The anti-set program is what you get when you take each of these restriction axioms, and negate the restriction it imposes on all sets. So, for instance, the axiom of anti-pairing says that for any sets x and y, there must NOT exist any set {x, y}. Contrast this with the simple negation of pairing, which would tell us only that there exist two sets x and y such that their pair doesn’t exist. The anti-axiom is much stronger than the negated axiom, in that it requires NO pairs to exist.

Not all axioms begin with universal quantifiers, in particular the axiom of infinity, which simply asserts that a set exists that satisfies a certain property. To form the axiom of anti-infinity, we simply negate the original axiom (so that no sets with that property exist).

As it turns out, the anti-set program, if applied to ALL the axioms of ZFC, ends in disaster and paradox. In particular, a contradiction can be derived from anti-comprehension, from anti-replacement, and from anti-extensionality. We don’t handle these cases the same way. Anti-comprehension and anti-replacement are simply discarded, being too difficult to patch. By contrast, anti-extensionality is replaced by ordinary extensionality. What’s up with that? The philosophical justification is simply that extensionality, being the most a priori of the bunch, is needed to justify us calling the objects in our universe sets at all.

There’s one last consideration we must address, which regards the axiom of anti-choice. I am currently uncertain as to whether adding this axiom makes the theory inconsistent. One thing that is currently known about the axiom of anti-choice is that with its addition, out go all finite models (there’s a really pretty proof of this that I won’t include here). In the rest of this post, I will be excluding anti-choice from the axioms and only exploring models of anti-ZF.

With that background behind us, let me list the axioms of anti-ZF.

Anti-Pairing
∀x∀y∀z∃w (w ∈ z ∧ w ≠ x ∧ w ≠ y)
No set is the pair of two others.

Anti-Union
∀x∀y∃z (z ∈ y ∧ ¬∃w (z ∈ w ∧ w ∈ x))
No set is the union of another.

Anti-Powerset
∀x∀y∃z (z ∈ y ∧ ∃w (w ∈ z ∧ w ∉ x))
No set contains all existing subsets of another.

Anti-Foundation
∀x∀y (y ∈ x → ∃z (z ∈ x ∧ z ∈ y))
Every set’s members have at least one element in common with it.

Anti-Infinity
∀x∃y ((y is empty ∧ y ∉ x) ∨ (y ∈ x ∧ ∃z (z = S(y) ∧ z ∉ x)))
Every set either doesn’t contain all empty sets, or has an element whose successor is outside the set.
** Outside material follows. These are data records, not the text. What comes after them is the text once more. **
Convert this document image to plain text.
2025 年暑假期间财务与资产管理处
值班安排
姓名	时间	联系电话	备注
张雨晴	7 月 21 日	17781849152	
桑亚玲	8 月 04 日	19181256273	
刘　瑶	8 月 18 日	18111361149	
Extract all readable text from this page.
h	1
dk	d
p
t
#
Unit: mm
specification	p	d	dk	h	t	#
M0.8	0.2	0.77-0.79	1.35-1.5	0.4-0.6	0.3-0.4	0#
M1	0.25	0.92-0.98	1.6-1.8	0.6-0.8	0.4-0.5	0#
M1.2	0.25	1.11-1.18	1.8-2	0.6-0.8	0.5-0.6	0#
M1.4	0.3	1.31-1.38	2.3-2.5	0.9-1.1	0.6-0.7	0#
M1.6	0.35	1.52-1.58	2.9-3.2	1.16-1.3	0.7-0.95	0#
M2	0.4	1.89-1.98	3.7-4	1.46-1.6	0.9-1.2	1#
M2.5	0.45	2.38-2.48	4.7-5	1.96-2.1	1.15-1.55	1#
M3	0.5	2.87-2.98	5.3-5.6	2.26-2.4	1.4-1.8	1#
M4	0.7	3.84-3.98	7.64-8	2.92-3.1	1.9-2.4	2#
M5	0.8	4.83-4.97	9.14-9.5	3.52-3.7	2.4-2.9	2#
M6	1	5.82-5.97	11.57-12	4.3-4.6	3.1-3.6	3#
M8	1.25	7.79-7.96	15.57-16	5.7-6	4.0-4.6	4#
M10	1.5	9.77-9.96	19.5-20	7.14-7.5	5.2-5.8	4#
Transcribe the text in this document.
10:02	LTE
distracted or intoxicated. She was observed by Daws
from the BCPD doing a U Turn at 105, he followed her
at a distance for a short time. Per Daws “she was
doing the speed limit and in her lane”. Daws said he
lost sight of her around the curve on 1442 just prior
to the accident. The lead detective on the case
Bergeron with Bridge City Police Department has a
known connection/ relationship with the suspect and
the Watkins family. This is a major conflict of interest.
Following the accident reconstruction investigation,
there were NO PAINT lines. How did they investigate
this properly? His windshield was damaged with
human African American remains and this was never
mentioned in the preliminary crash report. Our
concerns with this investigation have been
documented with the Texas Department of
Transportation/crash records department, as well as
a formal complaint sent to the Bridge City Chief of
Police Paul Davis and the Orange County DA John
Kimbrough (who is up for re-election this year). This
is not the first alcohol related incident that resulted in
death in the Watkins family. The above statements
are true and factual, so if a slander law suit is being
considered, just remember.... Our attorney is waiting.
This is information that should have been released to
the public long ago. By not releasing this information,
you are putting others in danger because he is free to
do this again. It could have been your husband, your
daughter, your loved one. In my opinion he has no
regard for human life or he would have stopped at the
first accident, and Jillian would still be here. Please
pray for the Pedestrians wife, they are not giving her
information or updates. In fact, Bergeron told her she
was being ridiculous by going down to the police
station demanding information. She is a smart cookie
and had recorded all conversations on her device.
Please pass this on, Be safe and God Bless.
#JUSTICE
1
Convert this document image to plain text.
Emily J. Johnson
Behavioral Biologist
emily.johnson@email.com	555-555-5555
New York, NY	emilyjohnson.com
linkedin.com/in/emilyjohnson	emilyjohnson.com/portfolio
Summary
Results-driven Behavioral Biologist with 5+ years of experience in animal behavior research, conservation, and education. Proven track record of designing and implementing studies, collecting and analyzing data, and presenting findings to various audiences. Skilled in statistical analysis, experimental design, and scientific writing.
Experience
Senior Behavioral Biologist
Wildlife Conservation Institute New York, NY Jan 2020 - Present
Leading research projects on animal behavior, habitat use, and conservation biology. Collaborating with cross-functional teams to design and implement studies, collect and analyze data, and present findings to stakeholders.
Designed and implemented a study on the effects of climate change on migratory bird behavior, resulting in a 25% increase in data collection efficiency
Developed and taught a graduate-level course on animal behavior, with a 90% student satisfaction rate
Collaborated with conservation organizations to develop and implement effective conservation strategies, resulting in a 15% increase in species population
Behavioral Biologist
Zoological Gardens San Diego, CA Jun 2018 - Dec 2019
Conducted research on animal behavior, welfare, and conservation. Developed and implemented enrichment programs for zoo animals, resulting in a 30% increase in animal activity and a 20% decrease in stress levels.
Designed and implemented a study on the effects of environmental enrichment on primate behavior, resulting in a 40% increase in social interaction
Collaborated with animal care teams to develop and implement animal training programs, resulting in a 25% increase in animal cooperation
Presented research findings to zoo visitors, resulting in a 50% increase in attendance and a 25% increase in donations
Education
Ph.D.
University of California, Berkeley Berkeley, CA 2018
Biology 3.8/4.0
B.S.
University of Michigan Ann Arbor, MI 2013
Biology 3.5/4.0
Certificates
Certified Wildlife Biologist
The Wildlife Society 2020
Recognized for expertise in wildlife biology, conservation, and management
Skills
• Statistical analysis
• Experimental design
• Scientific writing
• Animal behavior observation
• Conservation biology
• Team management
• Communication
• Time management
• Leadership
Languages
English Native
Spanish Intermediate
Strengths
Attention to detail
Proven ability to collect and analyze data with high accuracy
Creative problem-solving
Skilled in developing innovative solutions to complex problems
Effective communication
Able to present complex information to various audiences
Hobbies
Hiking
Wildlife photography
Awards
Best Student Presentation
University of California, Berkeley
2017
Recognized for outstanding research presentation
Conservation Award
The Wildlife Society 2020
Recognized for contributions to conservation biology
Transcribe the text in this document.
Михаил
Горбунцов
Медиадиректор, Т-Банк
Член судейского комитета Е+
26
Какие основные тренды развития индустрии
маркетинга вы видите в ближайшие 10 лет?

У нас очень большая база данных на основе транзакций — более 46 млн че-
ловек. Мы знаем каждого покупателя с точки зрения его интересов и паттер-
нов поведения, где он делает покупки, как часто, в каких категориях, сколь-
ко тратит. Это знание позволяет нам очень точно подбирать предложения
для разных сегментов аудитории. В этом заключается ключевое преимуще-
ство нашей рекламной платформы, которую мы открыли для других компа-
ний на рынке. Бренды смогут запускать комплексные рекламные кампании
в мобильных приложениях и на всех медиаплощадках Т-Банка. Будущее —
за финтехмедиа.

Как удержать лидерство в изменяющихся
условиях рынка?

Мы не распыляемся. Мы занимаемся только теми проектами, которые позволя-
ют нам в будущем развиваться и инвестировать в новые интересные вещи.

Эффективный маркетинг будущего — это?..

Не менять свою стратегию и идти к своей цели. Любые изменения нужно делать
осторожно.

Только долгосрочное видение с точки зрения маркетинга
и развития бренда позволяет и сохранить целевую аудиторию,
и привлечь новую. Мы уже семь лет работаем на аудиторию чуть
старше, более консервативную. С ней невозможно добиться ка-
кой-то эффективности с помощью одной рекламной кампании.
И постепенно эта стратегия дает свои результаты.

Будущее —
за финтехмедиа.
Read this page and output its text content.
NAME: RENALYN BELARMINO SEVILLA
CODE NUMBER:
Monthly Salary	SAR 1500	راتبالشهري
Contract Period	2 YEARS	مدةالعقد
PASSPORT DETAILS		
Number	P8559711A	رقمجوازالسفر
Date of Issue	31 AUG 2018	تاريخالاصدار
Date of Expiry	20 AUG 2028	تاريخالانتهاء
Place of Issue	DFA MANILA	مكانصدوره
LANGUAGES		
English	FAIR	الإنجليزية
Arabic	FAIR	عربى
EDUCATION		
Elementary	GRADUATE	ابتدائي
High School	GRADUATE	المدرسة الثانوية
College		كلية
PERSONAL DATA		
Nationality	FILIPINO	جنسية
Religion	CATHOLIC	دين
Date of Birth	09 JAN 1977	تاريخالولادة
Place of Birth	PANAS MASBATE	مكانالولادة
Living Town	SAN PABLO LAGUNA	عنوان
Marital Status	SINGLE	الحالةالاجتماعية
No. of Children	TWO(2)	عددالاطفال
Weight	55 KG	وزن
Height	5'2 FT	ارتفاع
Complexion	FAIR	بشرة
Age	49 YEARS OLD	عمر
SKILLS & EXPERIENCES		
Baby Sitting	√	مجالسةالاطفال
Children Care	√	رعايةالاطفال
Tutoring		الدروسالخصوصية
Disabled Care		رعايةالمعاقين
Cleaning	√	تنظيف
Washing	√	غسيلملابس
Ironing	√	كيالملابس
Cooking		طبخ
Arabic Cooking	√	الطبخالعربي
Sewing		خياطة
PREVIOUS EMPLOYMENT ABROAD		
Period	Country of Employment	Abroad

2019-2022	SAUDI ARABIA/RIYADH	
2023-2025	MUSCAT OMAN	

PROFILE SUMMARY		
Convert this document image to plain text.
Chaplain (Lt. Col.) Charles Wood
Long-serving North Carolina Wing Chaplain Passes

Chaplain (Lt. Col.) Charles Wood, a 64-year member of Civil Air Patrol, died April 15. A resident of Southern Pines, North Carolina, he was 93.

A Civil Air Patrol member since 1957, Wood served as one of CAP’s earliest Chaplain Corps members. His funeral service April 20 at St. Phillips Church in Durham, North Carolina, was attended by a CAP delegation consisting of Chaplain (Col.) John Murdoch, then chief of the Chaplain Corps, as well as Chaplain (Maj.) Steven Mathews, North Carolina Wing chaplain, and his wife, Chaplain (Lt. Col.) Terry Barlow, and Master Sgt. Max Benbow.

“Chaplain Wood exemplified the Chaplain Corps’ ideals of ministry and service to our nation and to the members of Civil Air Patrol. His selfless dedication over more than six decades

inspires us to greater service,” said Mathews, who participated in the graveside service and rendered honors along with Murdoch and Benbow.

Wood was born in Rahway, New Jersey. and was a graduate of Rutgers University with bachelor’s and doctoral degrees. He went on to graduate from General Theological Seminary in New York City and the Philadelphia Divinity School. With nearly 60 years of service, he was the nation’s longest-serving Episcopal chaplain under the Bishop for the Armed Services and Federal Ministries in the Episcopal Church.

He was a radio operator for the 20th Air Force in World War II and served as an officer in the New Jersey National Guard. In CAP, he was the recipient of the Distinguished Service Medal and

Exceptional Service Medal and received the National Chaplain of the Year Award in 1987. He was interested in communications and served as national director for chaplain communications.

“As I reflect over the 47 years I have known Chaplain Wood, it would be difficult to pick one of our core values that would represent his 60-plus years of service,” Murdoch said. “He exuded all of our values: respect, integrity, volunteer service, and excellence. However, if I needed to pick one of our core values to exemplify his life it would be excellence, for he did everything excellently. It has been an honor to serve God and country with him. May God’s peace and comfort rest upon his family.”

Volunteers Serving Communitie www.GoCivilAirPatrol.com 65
If the axioms of ZF are considered to be a maximally nice setting for mathematics, then perhaps the axioms of anti-ZF can be considered to be maximally bad for mathematics.

We need to now address some issues involving the axiom of anti-infinity. First, the abbreviations used: “y is empty” is shorthand for “∀z (z ∉ y)” and “z = S(y)” is shorthand for “∀w (w ∈ z ↔ (w ∈ y ∨ w = y))” (i.e. z = y ⋃ {y}).

Second, it turns out that from the other axioms we can prove that there are no empty sets. So the first part of the disjunction is always false, meaning that the second part must always be true. Thus we can simplify the axiom of anti-infinity to the following statement, which is logically equivalent in the context of the other axioms:

Anti-Infinity
∀x∃y (y ∈ x ∧ ∃z (z = S(y) ∧ z ∉ x))
Every set has an element whose successor is outside the set.

Let’s now prove some elementary consequences of these axioms.

Theorems

>> There are no empty sets.
Anti-Union ⊢ ¬∃x∀y (y ∉ x)
Suppose ∃x∀y (y ∉ x). Call this set ∅. So ∀y (y ∉ ∅) Then ⋃∅ = ∅. But this implies that the union of ∅ exists. This contradicts anti-union.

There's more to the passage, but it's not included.